@Jim I am not capable of following the wiki article, my bad. Your posted middle formula does the trick for me though, thanks:
In[9]:= V1 = 1/10 + 7/10 + 2/10;(* ==1, True*)
V2 = (1/10)^2 + (7/10)^2 + (2/10)^2;(* ==(27/50), True *)
176/(V1 - (V2/V1))
Out[9]= 8800/23
So … Mathematica uses the formula for the "Reliability weights-weighted unbiased (estimate of) sample variance", aha good to know! I find the explanation elsewhere more understandable, especially the paraphrase "this expression reduces to the unweighted bias-corrected sample variance with the familiar
$\frac{1}{n-1}$ factor when there are
$n$ equal weights in the population". Wiki claims that the expectancy of this quantity equals the population variance:
$\mathcal{E}[s_w^2]=\sigma _{\text{actual}}^2$
Two things i learn from this (please correct if i'm mistaken):
- wdata and data are not related in any way, if data is to be viewed as a sample with
$n=10$ observations. hence the results Out[2] and Out[8] have a very different meaning. In particular, the weights in In[8] do represent the weights in the population, not the weighting of
$-30$ (and of
$10$ and
$20$) within the sample! For 2 days i was wrong, thinking the opposite; whose fault is it? I am gonna blame the ones whose job is to tell/teach the right thing fully, clearly, exemplarily but didn't do so.
- The quality of this estimator function is not too good, its "convergence" (and performance) is slow. It is interesting to learn that the estimator does indeed its job (and better for increasing sample sizes
$n$) but using the regular estimator
$s_{N-1}^2$ gives a far higher quality estimation of the population variance:
$\mathcal{E}(s_{N-1}^2)=\sigma _{\text{actual}}^2$
Here are two codes to illustrate the correct use of the Variance function on sample data (not population data). The first variant is more intelligible but the second variant should be preferred imho. It is good to know both for learning/doing statistics in
$Wolfram$
$L$.
n = 10;(* taking n observations PER SAMPLE *)

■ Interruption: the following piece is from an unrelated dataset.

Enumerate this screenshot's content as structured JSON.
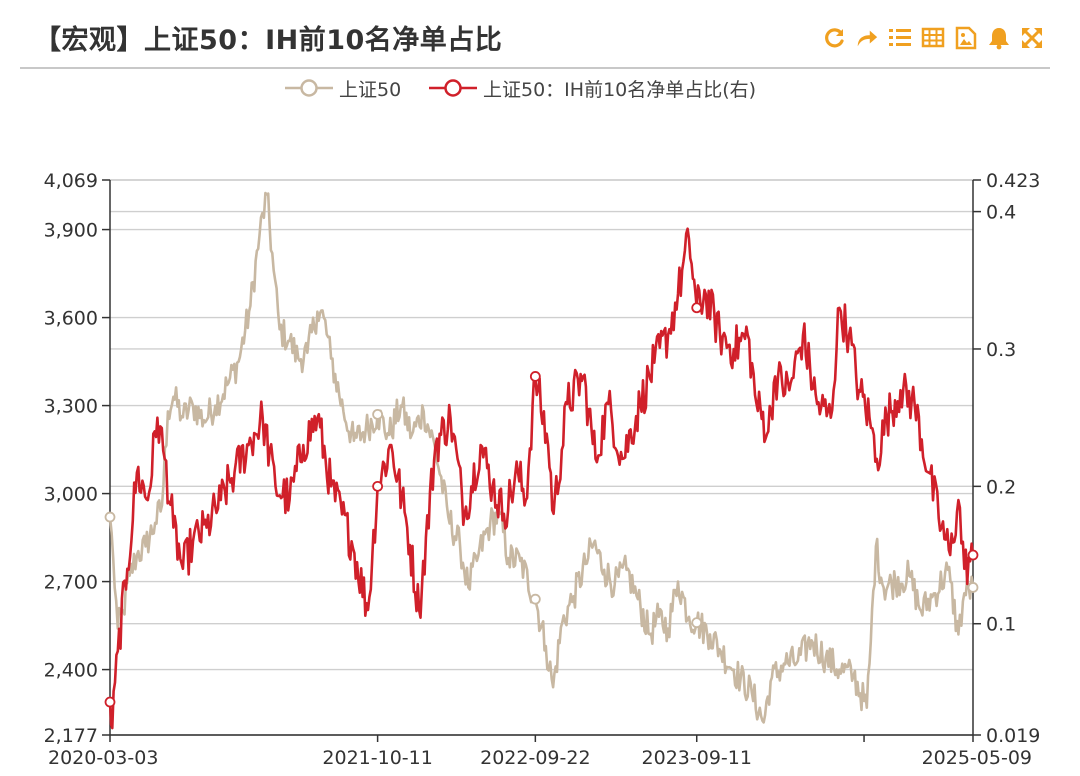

A = Tuples[{0, 1}, n];(* drawing with replacement *)
prules = {0 -> 1/3, 1 -> 2/3};(* the 2 elements in population are weighted *)
Total[A /. a : {_?NumericQ ..} :> Variance[WeightedData[a, a /. prules]]]/Length[A] (* should converge to 2/9 *)
As opposed to working with the unbiased sample variance:
piData = Sort@(A /. a : {_?NumericQ ..} :> {Variance[a], Times @@ (a /. prules)});
pData = {#[[1, 1]], Total[#[[All, 2]]]} & /@ Split[piData, First[#1] == First[#2] &];
var = Times @@@ pData // Total (* expectancy of s^2 is 2/9 *)
This was really essential for me to figure out, i am slowly understanding what the built-in statistics functions do for me, hehe. Also i am still wondering if the Mathematica of today is better than Mathstatica (powered by Mathematica) and the ubiquitous
$R$ for programming in stochastics/statistics. Today i got my hands on the two Murray Spiegel Schaum's Outline workbooks on statistics. Oh, just found a new one, hmmm.
@Mike I was frustrated indeed for 48h haha but things are clearing up now. Thanks for your attention, appreciated! Hope you enjoyed this 'contribution'. I am all new to statistics, so my steps are tiny but need to be firmly rooted (for "knowing what i am doing" — very important when handling a software application, or maths).